HWE is one of the key concepts of population genetics that can be used to determine whether a genetic variant could be a valid marker in genetic epidemiology studies. In HWE, allele and genotype frequencies are related through the Hardy-Weinberg law which states that if two alleles, “A” and “a”, at any locus with frequencies “p” and “q”, respectively, are in equilibrium in a population, the proportions of the genotypes, “AA” homozygotes, “Aa” heterozygotes and “aa” homozygotes will be p2, 2pq, and q2, respectively. This law holds as a consequence of random mating in the absence of mutation, migration, natural selection, or random drift. One of the implications of HWE is that the allele frequencies and the genotype frequencies remain constant from generation to generation maintaining equilibrium in overall genetic variations. Extensions of this approach can also be used with multi-allelic and X-linked loci. Deviation from these proportions could indicate (a) genotyping error (b) presence of non-random mating, thus bias in the control selection (c) existence of population stratification (as described later) or (d) recent mutation, migration or genetic drift that has not reached equilibrium. Cases are more likely to represent the tail of a distribution of disease, and any putative genetic variant for that disease may not be in HWE; therefore, it is generally recommended to assess HWE in non-diseased (control) groups.
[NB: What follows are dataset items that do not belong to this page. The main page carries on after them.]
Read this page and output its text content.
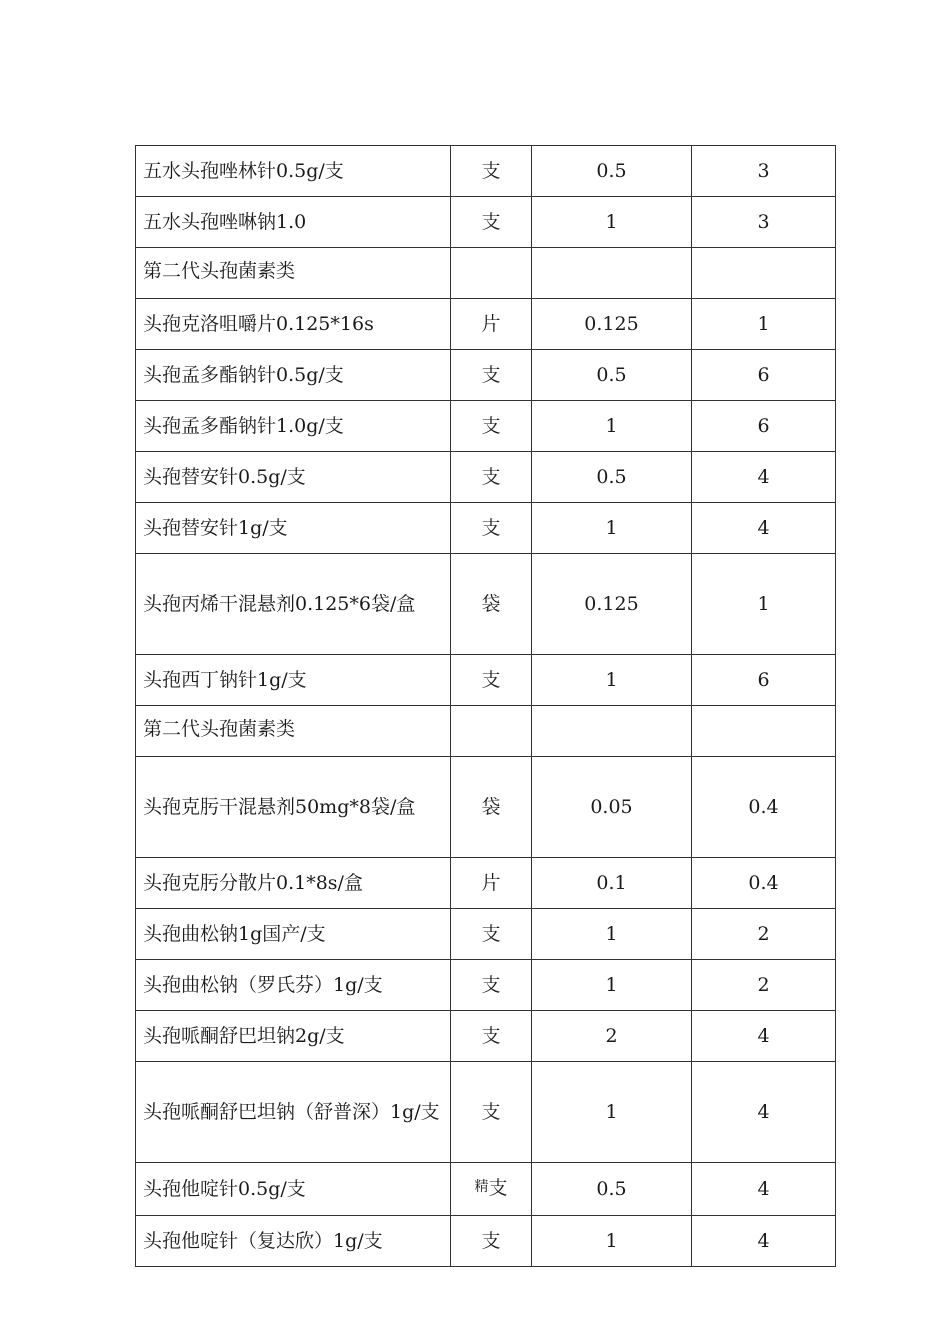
五水头孢唑林针0.5g/支	支	0.5	3
五水头孢唑啉钠1.0	支	1	3
第二代头孢菌素类			
头孢克洛咀嚼片0.125*16s	片	0.125	1
头孢孟多酯钠针0.5g/支	支	0.5	6
头孢孟多酯钠针1.0g/支	支	1	6
头孢替安针0.5g/支	支	0.5	4
头孢替安针1g/支	支	1	4
头孢丙烯干混悬剂0.125*6袋/盒	袋	0.125	1
头孢西丁钠针1g/支	支	1	6
第二代头孢菌素类			
头孢克肟干混悬剂50mg*8袋/盒	袋	0.05	0.4
头孢克肟分散片0.1*8s/盒	片	0.1	0.4
头孢曲松钠1g国产/支	支	1	2
头孢曲松钠（罗氏芬）1g/支	支	1	2
头孢哌酮舒巴坦钠2g/支	支	2	4
头孢哌酮舒巴坦钠（舒普深）1g/支	支	1	4
头孢他啶针0.5g/支	精支	0.5	4
头孢他啶针（复达欣）1g/支	支	1	4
Linkage and Linkage Disequilibrium (LD)

Linkage and LD are the sine qua non of genetic epidemiology. While genes in different chromosomes segregate, Thomas Hunt Morgan and his co-workers observed that genes physically linked to one another on chromosomes of drosophila tended to be transmitted together. This phenomenon, where two genetic loci are transmitted together from parent to offspring more often than expected under independent inheritance, is termed linkage. Linkage was first demonstrated in humans by Julia Bell and J.B.S Haldane who showed that hemophilia and color blindness tended to be inherited together in some families [4]. Two loci are linked if recombination (exchange of genetic information between two homologous chromosomes during meiosis) occurs between them with a probability of less than 50 %. Recombination is inversely related to the physical distance between the two loci. However, after several generations, successive recombinations (especially in regions of recombination hotspots) may lead to complete independence even between loci that may be physically close together.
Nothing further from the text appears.